I have a project where I have a vibration PSD profile (G^2/Hz). I'd like to use this to create random time-series displacement data to feed into a dynamic model to evaluate performance in the presence of vibe.
The problem occurs when I convert from G^2/Hz to displacement/time, and then back to the identical (or very near it) G^2/Hz profile. I create random time-series data, but when I convert back to the frequency domain, it doesn't match up. The re-created PSD has content up to twice the frequency domain I'm initially putting in, and the RMS values don't match up.

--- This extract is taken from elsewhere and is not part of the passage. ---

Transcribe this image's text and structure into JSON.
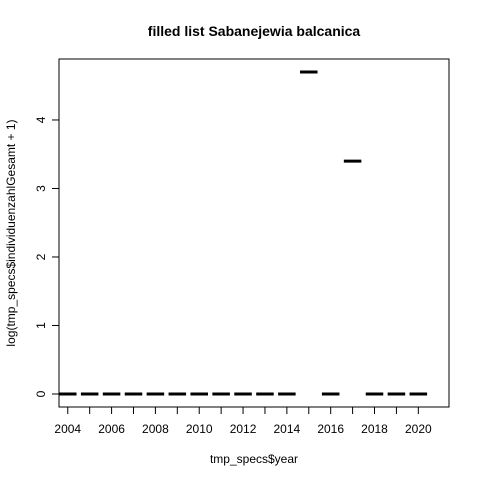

This sanity check needs to work before I can confidently put the time-series data into the model, so I'm a bit hung up...
Code below: % Create noise (centered 1), pump it through PSD, and then calc gRMS noise_range = 0.02 noise = noise_range*randn(1,N)+(1-noise_range/2); PSD_noise = PSD.*noise;
%Calculate gRMS for original PSD and noise-injected PSD gRMS = sqrt(max(cumtrapz(PSD0(:,1),PSD0(:,2)))); gRMS_noise = sqrt(max(cumtrapz(f,PSD_noise))); %These match up, the gRMS of my noisy PSD is nearly identical to my input PSD
% Create time and displacement t = linspace(0, N*dt, N); x = (1/sqrt(N))*real(ifft(sqrt(PSD_noise))); x = (x*9.81)./sqrt(std(x)); disp('Parceval"s Theorem says this result should = gRMS') sum(abs(x).^2) %This answer is similar to the gRMS of my noisy/input PSD, but now off by ~10%
%Now I convert time-series displacement back to frequency domain and should get the same PSD back out: N = length(x); xdft = fft(x); xdft = xdft(1:N/2+1); psdx = (1/(Fs*N)).*abs(xdft).^2; psdx(2:end-1) = 2*psdx(2:end-1); psdx = psdx*sqrt(N)*9.81; freq = 0:Fs/length(x):Fs/2;
When I end up plotting freq vs psdx, I get frequency content over double of what was put in, and my gRMS is orders of magnitude below what was expected.